Davon ist abzuraten, weil beide Angaben einander widersprechen. Das Canonical sagt, der Inhalt gehöre zu einer anderen Adresse und solle dort zusammengeführt werden; noindex sagt, die Seite solle gar nicht im Index erscheinen. Sinnvoll ist eine klare Entscheidung: entweder bündeln über den kanonischen Verweis oder ausschließen über noindex ohne kanonischen Verweis auf eine fremde Seite.
Wie setzt man ein Canonical für PDF-Dateien?

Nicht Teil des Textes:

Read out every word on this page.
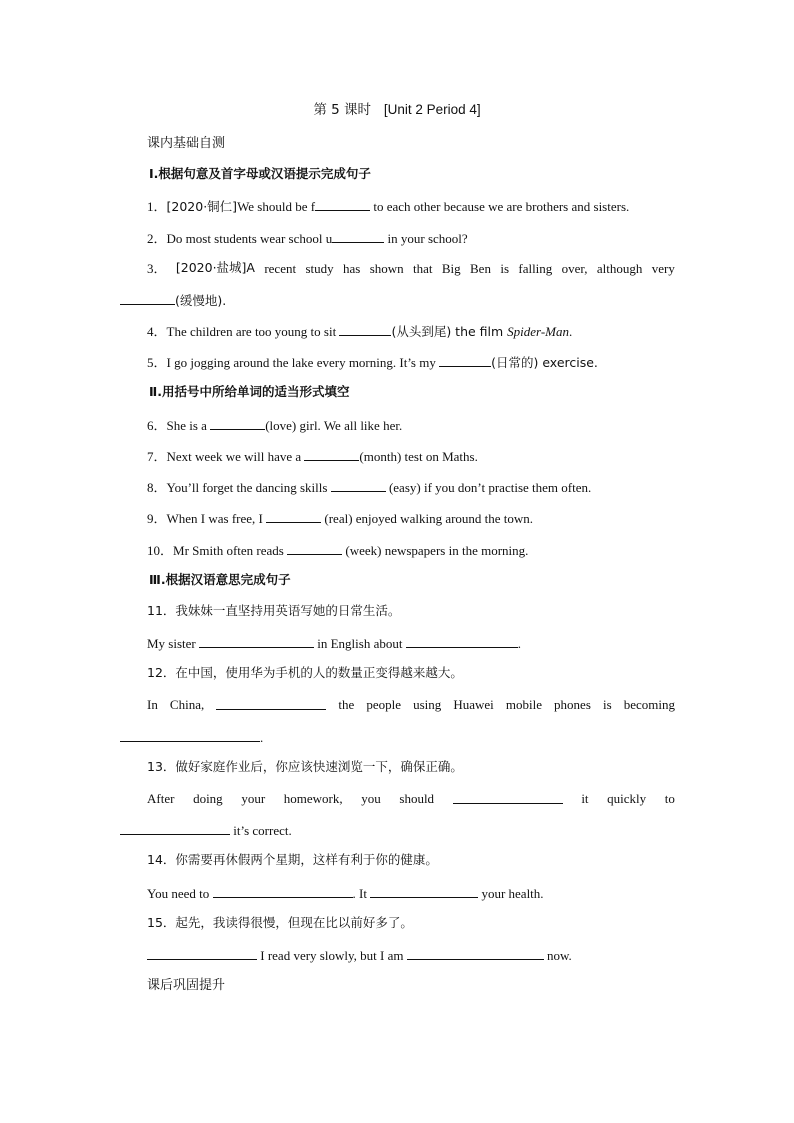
第 5 课时 [Unit 2 Period 4]
课内基础自测
Ⅰ.根据句意及首字母或汉语提示完成句子
1．[2020·铜仁]We should be f	to each other because we are brothers and sisters.
2．Do most students wear school u	in your school?
3． [2020·盐城]A recent study has shown that Big Ben is falling over, although very
(缓慢地).
4．The children are too young to sit	(从头到尾) the film Spider-Man.
5．I go jogging around the lake every morning. It’s my	(日常的) exercise.
Ⅱ.用括号中所给单词的适当形式填空
6．She is a	(love) girl. We all like her.
7．Next week we will have a	(month) test on Maths.
8．You’ll forget the dancing skills	(easy) if you don’t practise them often.
9．When I was free, I	(real) enjoyed walking around the town.
10．Mr Smith often reads	(week) newspapers in the morning.
Ⅲ.根据汉语意思完成句子
11．我妹妹一直坚持用英语写她的日常生活。
My sister	in English about	.
12．在中国，使用华为手机的人的数量正变得越来越大。
In China,	the people using Huawei mobile phones is becoming
.
13．做好家庭作业后，你应该快速浏览一下，确保正确。
After doing your homework, you should	it quickly to
it’s correct.
14．你需要再休假两个星期，这样有利于你的健康。
You need to	. It	your health.
15．起先，我读得很慢，但现在比以前好多了。
I read very slowly, but I am	now.
课后巩固提升
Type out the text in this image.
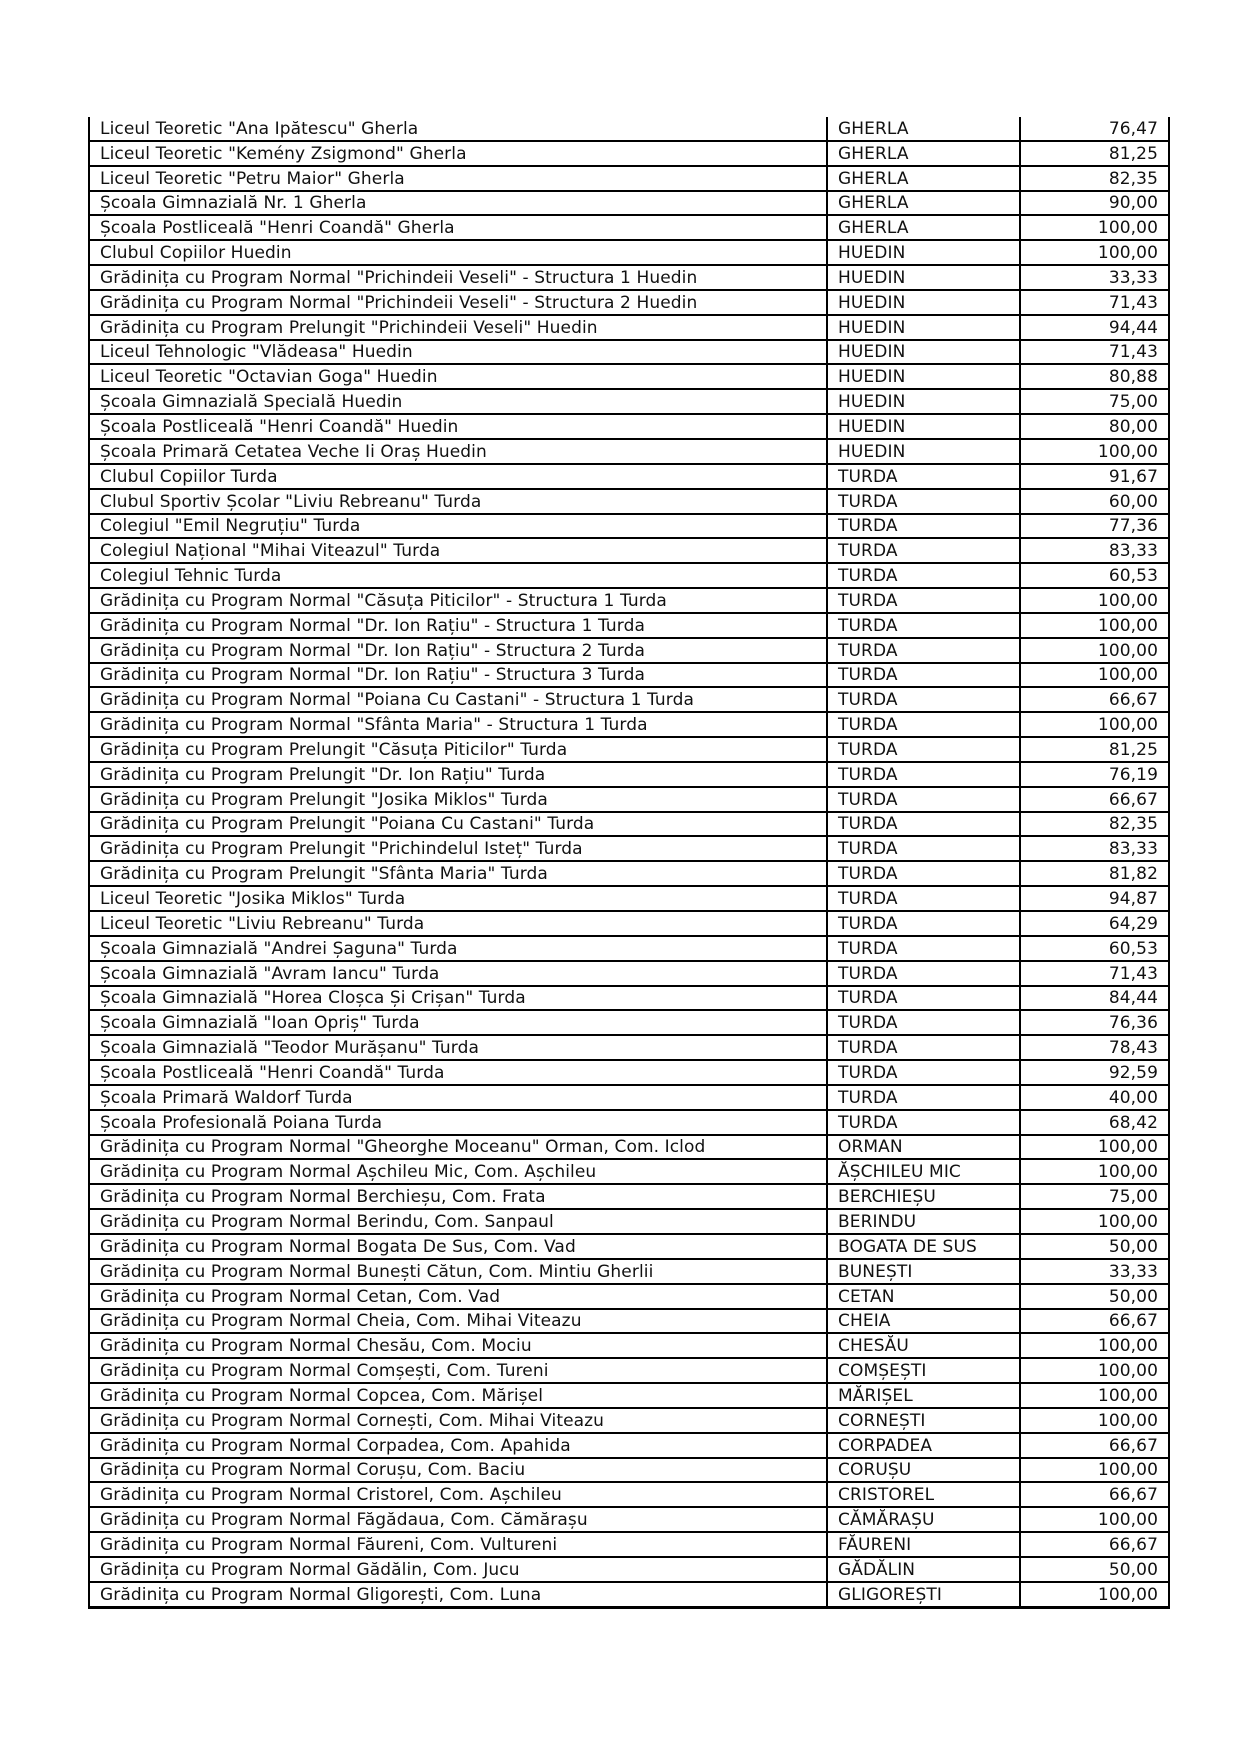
Liceul Teoretic "Ana Ipătescu" Gherla	GHERLA	76,47
Liceul Teoretic "Kemény Zsigmond" Gherla	GHERLA	81,25
Liceul Teoretic "Petru Maior" Gherla	GHERLA	82,35
Școala Gimnazială Nr. 1 Gherla	GHERLA	90,00
Școala Postliceală "Henri Coandă" Gherla	GHERLA	100,00
Clubul Copiilor Huedin	HUEDIN	100,00
Grădinița cu Program Normal "Prichindeii Veseli" - Structura 1 Huedin	HUEDIN	33,33
Grădinița cu Program Normal "Prichindeii Veseli" - Structura 2 Huedin	HUEDIN	71,43
Grădinița cu Program Prelungit "Prichindeii Veseli" Huedin	HUEDIN	94,44
Liceul Tehnologic "Vlădeasa" Huedin	HUEDIN	71,43
Liceul Teoretic "Octavian Goga" Huedin	HUEDIN	80,88
Școala Gimnazială Specială Huedin	HUEDIN	75,00
Școala Postliceală "Henri Coandă" Huedin	HUEDIN	80,00
Școala Primară Cetatea Veche Ii Oraș Huedin	HUEDIN	100,00
Clubul Copiilor Turda	TURDA	91,67
Clubul Sportiv Școlar "Liviu Rebreanu" Turda	TURDA	60,00
Colegiul "Emil Negruțiu" Turda	TURDA	77,36
Colegiul Național "Mihai Viteazul" Turda	TURDA	83,33
Colegiul Tehnic Turda	TURDA	60,53
Grădinița cu Program Normal "Căsuța Piticilor" - Structura 1 Turda	TURDA	100,00
Grădinița cu Program Normal "Dr. Ion Rațiu" - Structura 1 Turda	TURDA	100,00
Grădinița cu Program Normal "Dr. Ion Rațiu" - Structura 2 Turda	TURDA	100,00
Grădinița cu Program Normal "Dr. Ion Rațiu" - Structura 3 Turda	TURDA	100,00
Grădinița cu Program Normal "Poiana Cu Castani" - Structura 1 Turda	TURDA	66,67
Grădinița cu Program Normal "Sfânta Maria" - Structura 1 Turda	TURDA	100,00
Grădinița cu Program Prelungit "Căsuța Piticilor" Turda	TURDA	81,25
Grădinița cu Program Prelungit "Dr. Ion Rațiu" Turda	TURDA	76,19
Grădinița cu Program Prelungit "Josika Miklos" Turda	TURDA	66,67
Grădinița cu Program Prelungit "Poiana Cu Castani" Turda	TURDA	82,35
Grădinița cu Program Prelungit "Prichindelul Isteț" Turda	TURDA	83,33
Grădinița cu Program Prelungit "Sfânta Maria" Turda	TURDA	81,82
Liceul Teoretic "Josika Miklos" Turda	TURDA	94,87
Liceul Teoretic "Liviu Rebreanu" Turda	TURDA	64,29
Școala Gimnazială "Andrei Șaguna" Turda	TURDA	60,53
Școala Gimnazială "Avram Iancu" Turda	TURDA	71,43
Școala Gimnazială "Horea Cloșca Și Crișan" Turda	TURDA	84,44
Școala Gimnazială "Ioan Opriș" Turda	TURDA	76,36
Școala Gimnazială "Teodor Murășanu" Turda	TURDA	78,43
Școala Postliceală "Henri Coandă" Turda	TURDA	92,59
Școala Primară Waldorf Turda	TURDA	40,00
Școala Profesională Poiana Turda	TURDA	68,42
Grădinița cu Program Normal "Gheorghe Moceanu" Orman, Com. Iclod	ORMAN	100,00
Grădinița cu Program Normal Așchileu Mic, Com. Așchileu	ĂȘCHILEU MIC	100,00
Grădinița cu Program Normal Berchieșu, Com. Frata	BERCHIEȘU	75,00
Grădinița cu Program Normal Berindu, Com. Sanpaul	BERINDU	100,00
Grădinița cu Program Normal Bogata De Sus, Com. Vad	BOGATA DE SUS	50,00
Grădinița cu Program Normal Bunești Cătun, Com. Mintiu Gherlii	BUNEȘTI	33,33
Grădinița cu Program Normal Cetan, Com. Vad	CETAN	50,00
Grădinița cu Program Normal Cheia, Com. Mihai Viteazu	CHEIA	66,67
Grădinița cu Program Normal Chesău, Com. Mociu	CHESĂU	100,00
Grădinița cu Program Normal Comșești, Com. Tureni	COMȘEȘTI	100,00
Grădinița cu Program Normal Copcea, Com. Mărișel	MĂRIȘEL	100,00
Grădinița cu Program Normal Cornești, Com. Mihai Viteazu	CORNEȘTI	100,00
Grădinița cu Program Normal Corpadea, Com. Apahida	CORPADEA	66,67
Grădinița cu Program Normal Corușu, Com. Baciu	CORUȘU	100,00
Grădinița cu Program Normal Cristorel, Com. Așchileu	CRISTOREL	66,67
Grădinița cu Program Normal Făgădaua, Com. Cămărașu	CĂMĂRAȘU	100,00
Grădinița cu Program Normal Făureni, Com. Vultureni	FĂURENI	66,67
Grădinița cu Program Normal Gădălin, Com. Jucu	GĂDĂLIN	50,00
Grădinița cu Program Normal Gligorești, Com. Luna	GLIGOREȘTI	100,00
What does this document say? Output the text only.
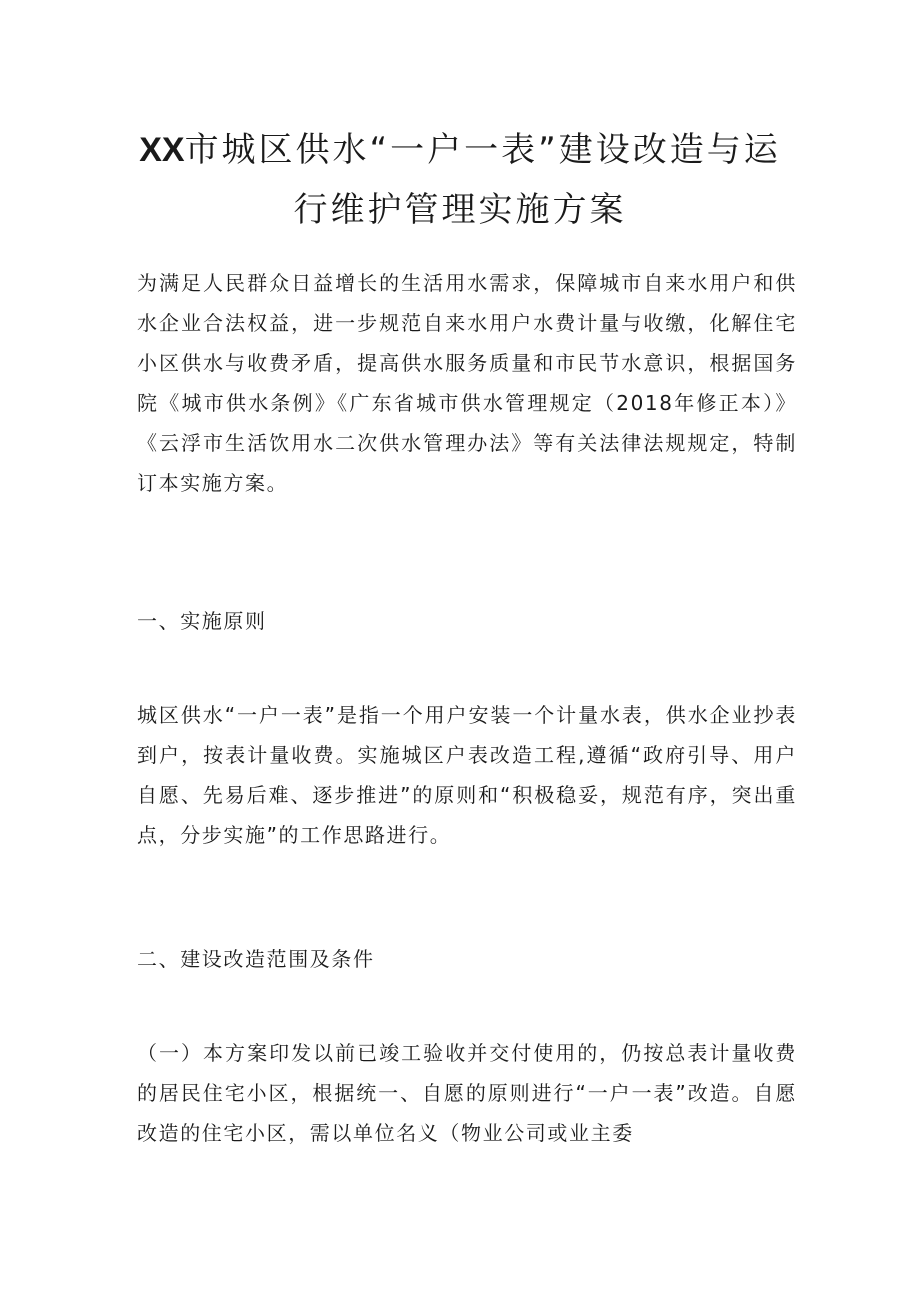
XX市城区供水“一户一表”建设改造与运
行维护管理实施方案

为满足人民群众日益增长的生活用水需求，保障城市自来水用户和供水企业合法权益，进一步规范自来水用户水费计量与收缴，化解住宅小区供水与收费矛盾，提高供水服务质量和市民节水意识，根据国务院《城市供水条例》《广东省城市供水管理规定（2018年修正本）》《云浮市生活饮用水二次供水管理办法》等有关法律法规规定，特制订本实施方案。

一、实施原则

城区供水“一户一表”是指一个用户安装一个计量水表，供水企业抄表到户，按表计量收费。实施城区户表改造工程,遵循“政府引导、用户自愿、先易后难、逐步推进”的原则和“积极稳妥，规范有序，突出重点，分步实施”的工作思路进行。

二、建设改造范围及条件

（一）本方案印发以前已竣工验收并交付使用的，仍按总表计量收费的居民住宅小区，根据统一、自愿的原则进行“一户一表”改造。自愿改造的住宅小区，需以单位名义（物业公司或业主委
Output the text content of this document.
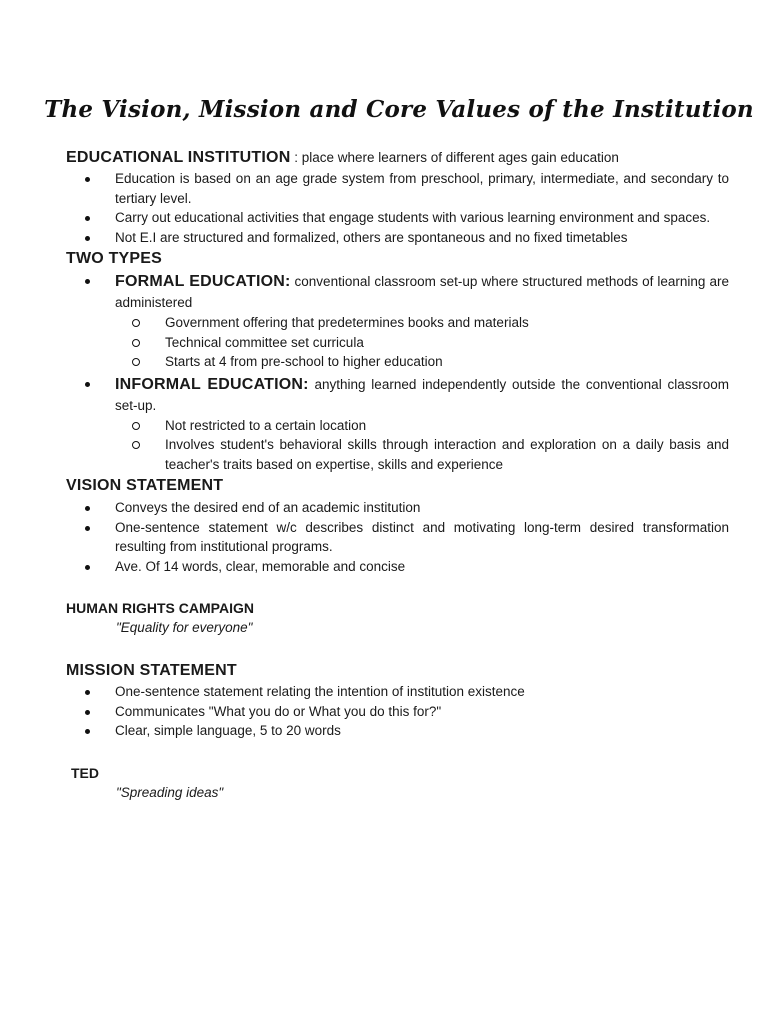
The Vision, Mission and Core Values of the Institution
EDUCATIONAL INSTITUTION : place where learners of different ages gain education
Education is based on an age grade system from preschool, primary, intermediate, and secondary to tertiary level.
Carry out educational activities that engage students with various learning environment and spaces.
Not E.I are structured and formalized, others are spontaneous and no fixed timetables
TWO TYPES
FORMAL EDUCATION: conventional classroom set-up where structured methods of learning are administered
Government offering that predetermines books and materials
Technical committee set curricula
Starts at 4 from pre-school to higher education
INFORMAL EDUCATION: anything learned independently outside the conventional classroom set-up.
Not restricted to a certain location
Involves student's behavioral skills through interaction and exploration on a daily basis and teacher's traits based on expertise, skills and experience
VISION STATEMENT
Conveys the desired end of an academic institution
One-sentence statement w/c describes distinct and motivating long-term desired transformation resulting from institutional programs.
Ave. Of 14 words, clear, memorable and concise
HUMAN RIGHTS CAMPAIGN
"Equality for everyone"
MISSION STATEMENT
One-sentence statement relating the intention of institution existence
Communicates "What you do or What you do this for?"
Clear, simple language, 5 to 20 words
TED
"Spreading ideas"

Über einen HTTP-Header, den der Server mit der Datei ausliefert, weil PDF-Dokumente keinen Kopfbereich für ein Link-Element haben. Der Header trägt die absolute Adresse der maßgeblichen Fassung. Das ist vor allem dann nützlich, wenn dasselbe Dokument unter mehreren Pfaden liegt oder wenn eine HTML-Fassung desselben Inhalts die bevorzugte Zielseite sein soll.
Fazit
Das Canonical-Tag ist ein präzises Werkzeug mit einer klaren Aufgabe: Es benennt die maßgebliche Adresse, wenn mehrere Adressen denselben Inhalt tragen und alle erreichbar bleiben sollen. Es wirkt als starker Hinweis, nicht als Anweisung, und es entfaltet seine Wirkung nur, wenn interne Verlinkung, Sitemap, Weiterleitungen und Erreichbarkeit in dieselbe Richtung zeigen.
Die meisten Probleme entstehen nicht durch fehlende, sondern durch falsch gesetzte Verweise: pauschal auf die Startseite, im Kreis, in Ketten, auf nicht indexierbare Ziele, mit falschem Protokoll oder über paginierte Serien hinweg. Eine feste Prüfroutine aus Selbstbezug, erreichbarem Ziel, fehlender Kette, passendem Inhalt und Abgleich in der Search Console fängt diese Fälle zuverlässig ab. Wo eine Adresse ohnehin aufgegeben wird, bleibt die Weiterleitung das klarere Mittel.